If any organization is to become adaptive, a “Learning Organization,” it must ensure that its personnel system supports its move to a learning organization, and not the other way around where a retained personnel system limits the evolution to adaptability. The organization must learn to be adaptive, while creating and supporting adaptive institutions. The thread of evolutionary adaptability must exist everywhere. It starts with doctrine and strategic leaders, and filters down to daily activities, threads through policies and beliefs, winding its way from the training base to the those teams deployed in the conduct of an array of possible future missions. An environment must be in place to support and nurture the adaptability an organization says it wants in its leaders and employees.
Evolutionary Adaptability (EA) is a doctrine for a culture that accepts a lack of absolute control over events on or off the battlefield. Implementing EA means the organization revisits “mission” or “trust tactics” through raising the bar in the way it educates, trains and nurtures its Leaders and Soldiers. The environment will cherish those who, when the need arises, they will act without waiting for orders.

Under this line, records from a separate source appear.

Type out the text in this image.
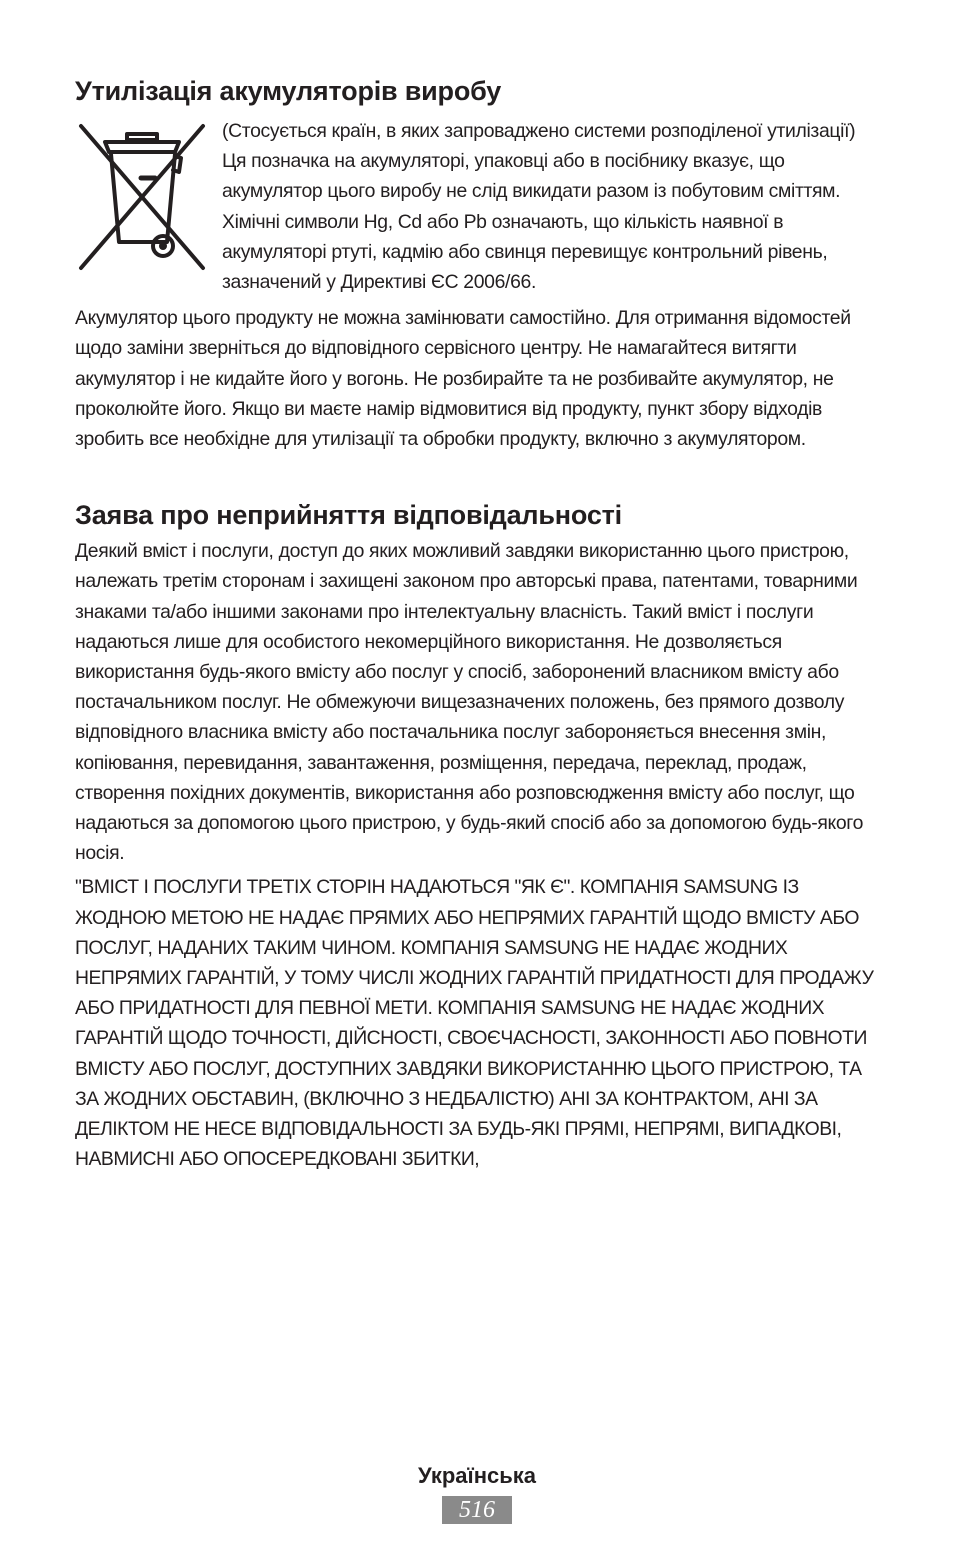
Утилізація акумуляторів виробу

(Стосується країн, в яких запроваджено системи розподіленої утилізації)

Ця позначка на акумуляторі, упаковці або в посібнику вказує, що акумулятор цього виробу не слід викидати разом із побутовим сміттям. Хімічні символи Hg, Cd або Pb означають, що кількість наявної в акумуляторі ртуті, кадмію або свинця перевищує контрольний рівень, зазначений у Директиві ЄС 2006/66.

Акумулятор цього продукту не можна замінювати самостійно. Для отримання відомостей щодо заміни зверніться до відповідного сервісного центру. Не намагайтеся витягти акумулятор і не кидайте його у вогонь. Не розбирайте та не розбивайте акумулятор, не проколюйте його. Якщо ви маєте намір відмовитися від продукту, пункт збору відходів зробить все необхідне для утилізації та обробки продукту, включно з акумулятором.

Заява про неприйняття відповідальності

Деякий вміст і послуги, доступ до яких можливий завдяки використанню цього пристрою, належать третім сторонам і захищені законом про авторські права, патентами, товарними знаками та/або іншими законами про інтелектуальну власність. Такий вміст і послуги надаються лише для особистого некомерційного використання. Не дозволяється використання будь-якого вмісту або послуг у спосіб, заборонений власником вмісту або постачальником послуг. Не обмежуючи вищезазначених положень, без прямого дозволу відповідного власника вмісту або постачальника послуг забороняється внесення змін, копіювання, перевидання, завантаження, розміщення, передача, переклад, продаж, створення похідних документів, використання або розповсюдження вмісту або послуг, що надаються за допомогою цього пристрою, у будь-який спосіб або за допомогою будь-якого носія.

"ВМІСТ І ПОСЛУГИ ТРЕТІХ СТОРІН НАДАЮТЬСЯ "ЯК Є". КОМПАНІЯ SAMSUNG ІЗ ЖОДНОЮ МЕТОЮ НЕ НАДАЄ ПРЯМИХ АБО НЕПРЯМИХ ГАРАНТІЙ ЩОДО ВМІСТУ АБО ПОСЛУГ, НАДАНИХ ТАКИМ ЧИНОМ. КОМПАНІЯ SAMSUNG НЕ НАДАЄ ЖОДНИХ НЕПРЯМИХ ГАРАНТІЙ, У ТОМУ ЧИСЛІ ЖОДНИХ ГАРАНТІЙ ПРИДАТНОСТІ ДЛЯ ПРОДАЖУ АБО ПРИДАТНОСТІ ДЛЯ ПЕВНОЇ МЕТИ. КОМПАНІЯ SAMSUNG НЕ НАДАЄ ЖОДНИХ ГАРАНТІЙ ЩОДО ТОЧНОСТІ, ДІЙСНОСТІ, СВОЄЧАСНОСТІ, ЗАКОННОСТІ АБО ПОВНОТИ ВМІСТУ АБО ПОСЛУГ, ДОСТУПНИХ ЗАВДЯКИ ВИКОРИСТАННЮ ЦЬОГО ПРИСТРОЮ, ТА ЗА ЖОДНИХ ОБСТАВИН, (ВКЛЮЧНО З НЕДБАЛІСТЮ) АНІ ЗА КОНТРАКТОМ, АНІ ЗА ДЕЛІКТОМ НЕ НЕСЕ ВІДПОВІДАЛЬНОСТІ ЗА БУДЬ-ЯКІ ПРЯМІ, НЕПРЯМІ, ВИПАДКОВІ, НАВМИСНІ АБО ОПОСЕРЕДКОВАНІ ЗБИТКИ,

Українська

516
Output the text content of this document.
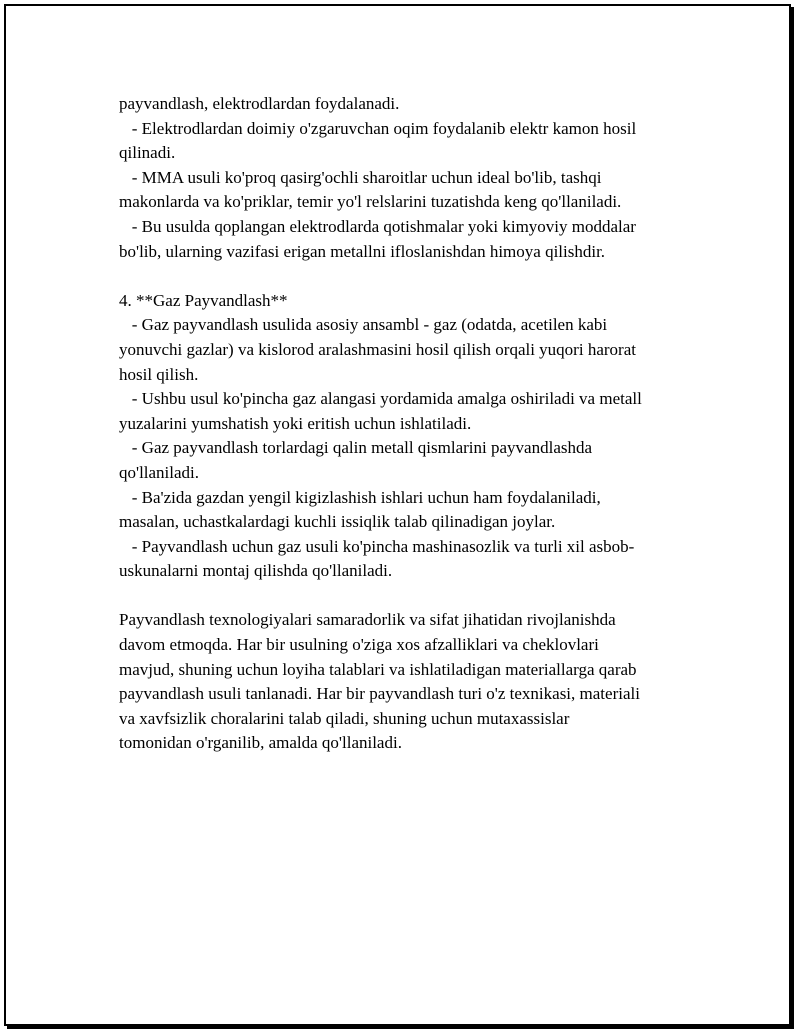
payvandlash, elektrodlardan foydalanadi.
- Elektrodlardan doimiy o'zgaruvchan oqim foydalanib elektr kamon hosil
qilinadi.
- MMA usuli ko'proq qasirg'ochli sharoitlar uchun ideal bo'lib, tashqi
makonlarda va ko'priklar, temir yo'l relslarini tuzatishda keng qo'llaniladi.
- Bu usulda qoplangan elektrodlarda qotishmalar yoki kimyoviy moddalar
bo'lib, ularning vazifasi erigan metallni ifloslanishdan himoya qilishdir.
4. **Gaz Payvandlash**
- Gaz payvandlash usulida asosiy ansambl - gaz (odatda, acetilen kabi
yonuvchi gazlar) va kislorod aralashmasini hosil qilish orqali yuqori harorat
hosil qilish.
- Ushbu usul ko'pincha gaz alangasi yordamida amalga oshiriladi va metall
yuzalarini yumshatish yoki eritish uchun ishlatiladi.
- Gaz payvandlash torlardagi qalin metall qismlarini payvandlashda
qo'llaniladi.
- Ba'zida gazdan yengil kigizlashish ishlari uchun ham foydalaniladi,
masalan, uchastkalardagi kuchli issiqlik talab qilinadigan joylar.
- Payvandlash uchun gaz usuli ko'pincha mashinasozlik va turli xil asbob-
uskunalarni montaj qilishda qo'llaniladi.
Payvandlash texnologiyalari samaradorlik va sifat jihatidan rivojlanishda
davom etmoqda. Har bir usulning o'ziga xos afzalliklari va cheklovlari
mavjud, shuning uchun loyiha talablari va ishlatiladigan materiallarga qarab
payvandlash usuli tanlanadi. Har bir payvandlash turi o'z texnikasi, materiali
va xavfsizlik choralarini talab qiladi, shuning uchun mutaxassislar
tomonidan o'rganilib, amalda qo'llaniladi.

Instead of seeking perfection or optimum solutions, find a solution that works locally and exploit its results as a continual evolution, preparing leaders to think and decide when opportunities arise.
The focus from this point on will be Leader development.The past reliance on “competency mapping” will not do in the future. Instead of creating longer lists of characteristics and attributes in which many contend future leaders must have and institutions must teach—less will actually be more. The evolutionary professional pyramid of the past must be reverted focusing on a couple of key attributes in the beginning—such as adaptability and development of strength of character—and “plug and play” attributes as they are needed in the future. See this as a tree trunk, and as the tree grows so does, its need for more limbs (attributes and capabilities). The teaching of fewer earlier, will allow teachers and curriculum alike to be evolutionary, open to experimentation with up to date lessons learned.
Critically important to the institutionalization of Adaptability in an organization will be superior education and training. Not only will the organization produce leaders that possess adaptability, but the institutions tasked to develop leaders will become adaptive as well—evolving as the future operating environment evolves. The Adaptive Course Model (ACM) oultined in my book Raising the Bar will provide principles that allow implementation of the how to over time always adhering to a few ideas.
ACM will hold to the first idea that every moment and event offers an opportunity to develop adaptability. Every action taken by a student in the classroom or in the field training is important to the process of inculcating a preference for solutions. If a student errs while acting in good faith, they do not suffer anything more than corrective mentoring. Constructive critiques of solutions are the norm, but more important are the results of their action, and the reason they took that action. The role of mentoring and 360-degree assessments is to teach the student so that their future actions will make a positive contribution to their organization or team’s success, no matter what the mission.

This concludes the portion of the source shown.